Clustering and Analysis of Tweets Related to Petrobras
DOI:
https://doi.org/10.12957/cadinf.2024.82401Resumo
This study aimed to cluster and analyze tweets associated with Petrobras, exploring its meaning and user profiles on social media to understand their impact on financial markets. The research applied a workflow including the data collection from Twitter's API (current X), preprocessing of tweets using Python libraries, word vectorization via Bag-of-Words (BoW) and Term Frequency-Inverse Document Frequency (TF-IDF), Principal Component Analysis (PCA) to reduce matrix dimensionality, and the K-means clustering technique.

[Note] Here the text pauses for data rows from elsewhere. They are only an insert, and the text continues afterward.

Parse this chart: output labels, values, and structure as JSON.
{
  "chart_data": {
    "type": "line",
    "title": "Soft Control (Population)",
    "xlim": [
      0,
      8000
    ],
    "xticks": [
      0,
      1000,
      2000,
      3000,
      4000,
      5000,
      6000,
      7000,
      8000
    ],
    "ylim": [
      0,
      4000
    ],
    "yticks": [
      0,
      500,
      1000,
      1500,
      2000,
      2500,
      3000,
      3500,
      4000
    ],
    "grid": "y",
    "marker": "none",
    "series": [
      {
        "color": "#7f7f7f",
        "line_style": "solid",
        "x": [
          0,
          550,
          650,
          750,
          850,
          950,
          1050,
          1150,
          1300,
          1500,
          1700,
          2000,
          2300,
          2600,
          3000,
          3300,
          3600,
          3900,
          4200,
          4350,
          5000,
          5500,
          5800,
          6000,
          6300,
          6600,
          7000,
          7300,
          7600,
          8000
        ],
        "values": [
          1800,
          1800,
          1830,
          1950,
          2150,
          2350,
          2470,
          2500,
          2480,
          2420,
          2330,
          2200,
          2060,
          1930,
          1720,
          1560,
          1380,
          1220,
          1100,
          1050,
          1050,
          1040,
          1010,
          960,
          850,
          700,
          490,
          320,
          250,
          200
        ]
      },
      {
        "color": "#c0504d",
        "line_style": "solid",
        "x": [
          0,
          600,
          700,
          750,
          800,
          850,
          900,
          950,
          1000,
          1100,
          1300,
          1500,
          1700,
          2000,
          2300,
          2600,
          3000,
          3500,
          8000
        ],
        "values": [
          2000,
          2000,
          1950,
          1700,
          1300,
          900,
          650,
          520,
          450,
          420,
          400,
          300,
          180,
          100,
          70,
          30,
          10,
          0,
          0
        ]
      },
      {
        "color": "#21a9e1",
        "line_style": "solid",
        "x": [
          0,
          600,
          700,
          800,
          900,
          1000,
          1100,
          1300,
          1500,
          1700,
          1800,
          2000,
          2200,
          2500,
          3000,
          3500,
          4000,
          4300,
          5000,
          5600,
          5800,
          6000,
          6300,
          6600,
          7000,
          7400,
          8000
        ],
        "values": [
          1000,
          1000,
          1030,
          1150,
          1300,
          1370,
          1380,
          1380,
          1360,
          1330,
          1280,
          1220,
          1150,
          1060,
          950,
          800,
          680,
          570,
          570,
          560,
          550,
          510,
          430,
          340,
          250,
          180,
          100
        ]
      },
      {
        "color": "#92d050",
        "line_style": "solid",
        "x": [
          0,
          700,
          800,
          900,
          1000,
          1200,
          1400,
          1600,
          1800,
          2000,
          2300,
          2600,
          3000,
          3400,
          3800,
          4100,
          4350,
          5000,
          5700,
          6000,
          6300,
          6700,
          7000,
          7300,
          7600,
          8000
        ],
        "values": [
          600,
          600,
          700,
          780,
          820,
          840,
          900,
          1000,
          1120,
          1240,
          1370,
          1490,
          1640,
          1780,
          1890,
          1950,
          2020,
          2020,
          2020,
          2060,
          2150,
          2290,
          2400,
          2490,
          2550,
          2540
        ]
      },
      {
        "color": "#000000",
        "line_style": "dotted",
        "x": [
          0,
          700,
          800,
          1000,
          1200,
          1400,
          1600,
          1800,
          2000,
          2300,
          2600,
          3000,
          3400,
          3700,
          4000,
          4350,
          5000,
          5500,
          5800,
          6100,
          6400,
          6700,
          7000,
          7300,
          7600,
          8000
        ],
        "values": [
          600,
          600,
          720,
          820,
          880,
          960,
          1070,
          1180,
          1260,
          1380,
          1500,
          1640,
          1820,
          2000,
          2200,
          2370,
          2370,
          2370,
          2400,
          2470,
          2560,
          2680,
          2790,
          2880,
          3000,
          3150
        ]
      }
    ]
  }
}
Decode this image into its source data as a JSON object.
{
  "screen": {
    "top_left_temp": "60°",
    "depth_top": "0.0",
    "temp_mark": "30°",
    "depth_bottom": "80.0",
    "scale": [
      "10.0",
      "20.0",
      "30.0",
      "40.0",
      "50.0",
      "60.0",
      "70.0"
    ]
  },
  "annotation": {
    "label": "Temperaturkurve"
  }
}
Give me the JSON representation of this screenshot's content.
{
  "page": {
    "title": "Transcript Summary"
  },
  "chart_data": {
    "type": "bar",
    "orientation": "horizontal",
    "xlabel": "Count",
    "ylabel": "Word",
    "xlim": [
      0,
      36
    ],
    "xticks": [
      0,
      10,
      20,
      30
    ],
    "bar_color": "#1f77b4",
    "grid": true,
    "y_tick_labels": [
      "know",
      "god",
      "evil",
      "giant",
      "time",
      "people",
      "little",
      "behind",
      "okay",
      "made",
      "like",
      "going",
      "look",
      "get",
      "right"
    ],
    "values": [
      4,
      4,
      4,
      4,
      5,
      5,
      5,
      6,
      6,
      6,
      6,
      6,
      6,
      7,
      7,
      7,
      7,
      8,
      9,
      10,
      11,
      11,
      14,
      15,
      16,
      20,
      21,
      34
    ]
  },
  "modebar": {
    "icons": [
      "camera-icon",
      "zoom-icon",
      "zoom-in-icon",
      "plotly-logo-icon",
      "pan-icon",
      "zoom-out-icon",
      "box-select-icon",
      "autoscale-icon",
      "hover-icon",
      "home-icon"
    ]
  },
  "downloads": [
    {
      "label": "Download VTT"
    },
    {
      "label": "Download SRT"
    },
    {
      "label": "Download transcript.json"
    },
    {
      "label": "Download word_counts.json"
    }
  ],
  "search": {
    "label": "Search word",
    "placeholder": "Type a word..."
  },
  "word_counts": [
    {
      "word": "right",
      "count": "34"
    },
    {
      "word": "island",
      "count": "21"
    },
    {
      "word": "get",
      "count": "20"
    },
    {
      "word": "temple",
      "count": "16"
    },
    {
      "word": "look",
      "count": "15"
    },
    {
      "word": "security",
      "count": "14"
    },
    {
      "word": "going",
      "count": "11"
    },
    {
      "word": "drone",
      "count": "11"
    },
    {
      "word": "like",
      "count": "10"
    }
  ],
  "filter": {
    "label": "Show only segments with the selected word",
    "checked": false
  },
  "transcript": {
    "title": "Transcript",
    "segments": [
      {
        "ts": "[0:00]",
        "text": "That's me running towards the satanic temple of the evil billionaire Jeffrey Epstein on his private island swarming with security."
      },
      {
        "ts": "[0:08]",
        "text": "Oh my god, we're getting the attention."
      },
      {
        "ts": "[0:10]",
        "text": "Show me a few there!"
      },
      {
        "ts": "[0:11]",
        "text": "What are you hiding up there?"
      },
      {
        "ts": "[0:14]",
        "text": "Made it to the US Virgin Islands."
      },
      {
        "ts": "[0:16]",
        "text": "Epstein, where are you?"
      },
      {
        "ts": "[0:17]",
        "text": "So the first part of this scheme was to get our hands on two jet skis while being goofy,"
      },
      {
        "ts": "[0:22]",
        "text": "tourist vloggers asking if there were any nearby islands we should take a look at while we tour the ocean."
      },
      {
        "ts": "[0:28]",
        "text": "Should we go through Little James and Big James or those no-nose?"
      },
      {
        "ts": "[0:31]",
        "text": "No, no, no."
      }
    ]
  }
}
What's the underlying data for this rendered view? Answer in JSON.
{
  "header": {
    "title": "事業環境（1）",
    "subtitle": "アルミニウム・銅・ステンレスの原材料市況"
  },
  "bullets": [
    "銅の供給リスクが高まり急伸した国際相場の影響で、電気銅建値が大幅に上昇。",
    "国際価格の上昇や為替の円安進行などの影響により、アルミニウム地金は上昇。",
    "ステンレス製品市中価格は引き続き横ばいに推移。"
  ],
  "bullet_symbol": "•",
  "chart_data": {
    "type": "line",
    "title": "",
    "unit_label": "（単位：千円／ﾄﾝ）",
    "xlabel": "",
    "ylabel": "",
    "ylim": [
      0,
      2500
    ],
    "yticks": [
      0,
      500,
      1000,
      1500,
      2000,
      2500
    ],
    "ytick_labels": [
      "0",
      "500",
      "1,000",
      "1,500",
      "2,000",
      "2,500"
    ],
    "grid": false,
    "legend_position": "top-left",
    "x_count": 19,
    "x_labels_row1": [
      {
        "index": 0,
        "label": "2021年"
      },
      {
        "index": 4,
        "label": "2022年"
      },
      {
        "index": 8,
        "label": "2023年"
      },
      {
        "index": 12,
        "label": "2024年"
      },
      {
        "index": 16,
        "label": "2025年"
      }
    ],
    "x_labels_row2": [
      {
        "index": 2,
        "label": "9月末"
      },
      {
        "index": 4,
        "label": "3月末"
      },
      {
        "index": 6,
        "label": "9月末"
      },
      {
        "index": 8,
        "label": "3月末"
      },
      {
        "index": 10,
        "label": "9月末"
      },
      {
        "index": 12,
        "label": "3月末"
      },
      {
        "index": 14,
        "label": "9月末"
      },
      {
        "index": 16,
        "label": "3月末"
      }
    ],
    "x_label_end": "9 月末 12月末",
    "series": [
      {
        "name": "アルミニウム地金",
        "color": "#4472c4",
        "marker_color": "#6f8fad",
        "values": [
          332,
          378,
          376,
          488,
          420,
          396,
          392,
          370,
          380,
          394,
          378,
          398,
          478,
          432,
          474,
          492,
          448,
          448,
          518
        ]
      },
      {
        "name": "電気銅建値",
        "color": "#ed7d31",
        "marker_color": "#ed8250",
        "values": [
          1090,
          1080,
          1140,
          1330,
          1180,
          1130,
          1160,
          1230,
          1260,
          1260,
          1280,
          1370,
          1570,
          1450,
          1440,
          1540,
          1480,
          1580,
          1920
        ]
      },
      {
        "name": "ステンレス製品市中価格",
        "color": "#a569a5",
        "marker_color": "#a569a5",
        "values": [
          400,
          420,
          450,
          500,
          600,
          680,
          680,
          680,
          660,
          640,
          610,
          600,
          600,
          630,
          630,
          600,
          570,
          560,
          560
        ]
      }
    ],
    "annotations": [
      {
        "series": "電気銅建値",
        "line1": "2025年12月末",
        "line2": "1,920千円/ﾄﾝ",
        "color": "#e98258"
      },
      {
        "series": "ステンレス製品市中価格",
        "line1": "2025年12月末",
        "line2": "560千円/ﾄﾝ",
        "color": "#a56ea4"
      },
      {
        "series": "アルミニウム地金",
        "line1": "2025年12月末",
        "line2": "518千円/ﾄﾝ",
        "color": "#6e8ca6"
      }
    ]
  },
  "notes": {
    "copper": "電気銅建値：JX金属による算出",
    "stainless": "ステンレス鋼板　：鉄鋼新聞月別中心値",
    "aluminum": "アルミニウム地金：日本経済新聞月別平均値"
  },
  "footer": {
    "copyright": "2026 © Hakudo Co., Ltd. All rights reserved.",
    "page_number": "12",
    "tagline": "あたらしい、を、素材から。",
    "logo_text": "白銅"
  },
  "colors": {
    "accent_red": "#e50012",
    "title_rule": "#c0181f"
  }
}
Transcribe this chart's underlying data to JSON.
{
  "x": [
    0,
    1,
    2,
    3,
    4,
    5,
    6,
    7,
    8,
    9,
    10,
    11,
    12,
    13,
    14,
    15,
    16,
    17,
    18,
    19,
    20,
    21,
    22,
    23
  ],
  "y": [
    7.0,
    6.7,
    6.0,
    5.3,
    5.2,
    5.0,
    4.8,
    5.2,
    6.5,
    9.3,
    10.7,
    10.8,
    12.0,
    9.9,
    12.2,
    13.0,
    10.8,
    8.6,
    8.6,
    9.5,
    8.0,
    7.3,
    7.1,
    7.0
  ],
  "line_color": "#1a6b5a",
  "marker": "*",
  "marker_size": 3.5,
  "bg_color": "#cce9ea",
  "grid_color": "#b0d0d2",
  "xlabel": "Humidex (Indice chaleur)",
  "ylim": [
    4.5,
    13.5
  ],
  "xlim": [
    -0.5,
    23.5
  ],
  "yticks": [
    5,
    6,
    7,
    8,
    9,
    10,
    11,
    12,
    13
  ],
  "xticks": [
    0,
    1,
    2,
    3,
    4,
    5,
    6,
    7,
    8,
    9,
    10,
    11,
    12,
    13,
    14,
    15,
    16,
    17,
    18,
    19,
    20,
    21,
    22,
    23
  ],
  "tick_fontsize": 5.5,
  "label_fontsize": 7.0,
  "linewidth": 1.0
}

A total of 840 preprocessed tweets were clustered and analyzed for patterns related to Petrobras. Five clusters were identified in the initial analysis with no dimensionality reduction, showcasing differing characteristics, while the subsequent PCA-based analysis yielded three clusters showing contrasting themes in tweets. The PCA-based analysis showed grouped tweets about the market and economy (cluster 0), while cluster 1 was related to political concerns. Limitations included reliance on publicly available Twitter data, constraints due to the quantity and nature of tweets, and potential biases in sentiment analysis due to informal language and sarcasm. The research underscores the potential of unsupervised machine learning techniques in analyzing sentiments and user profiles related to financial markets. Insights derived from tweet clustering could aid investors in gauging market sentiment.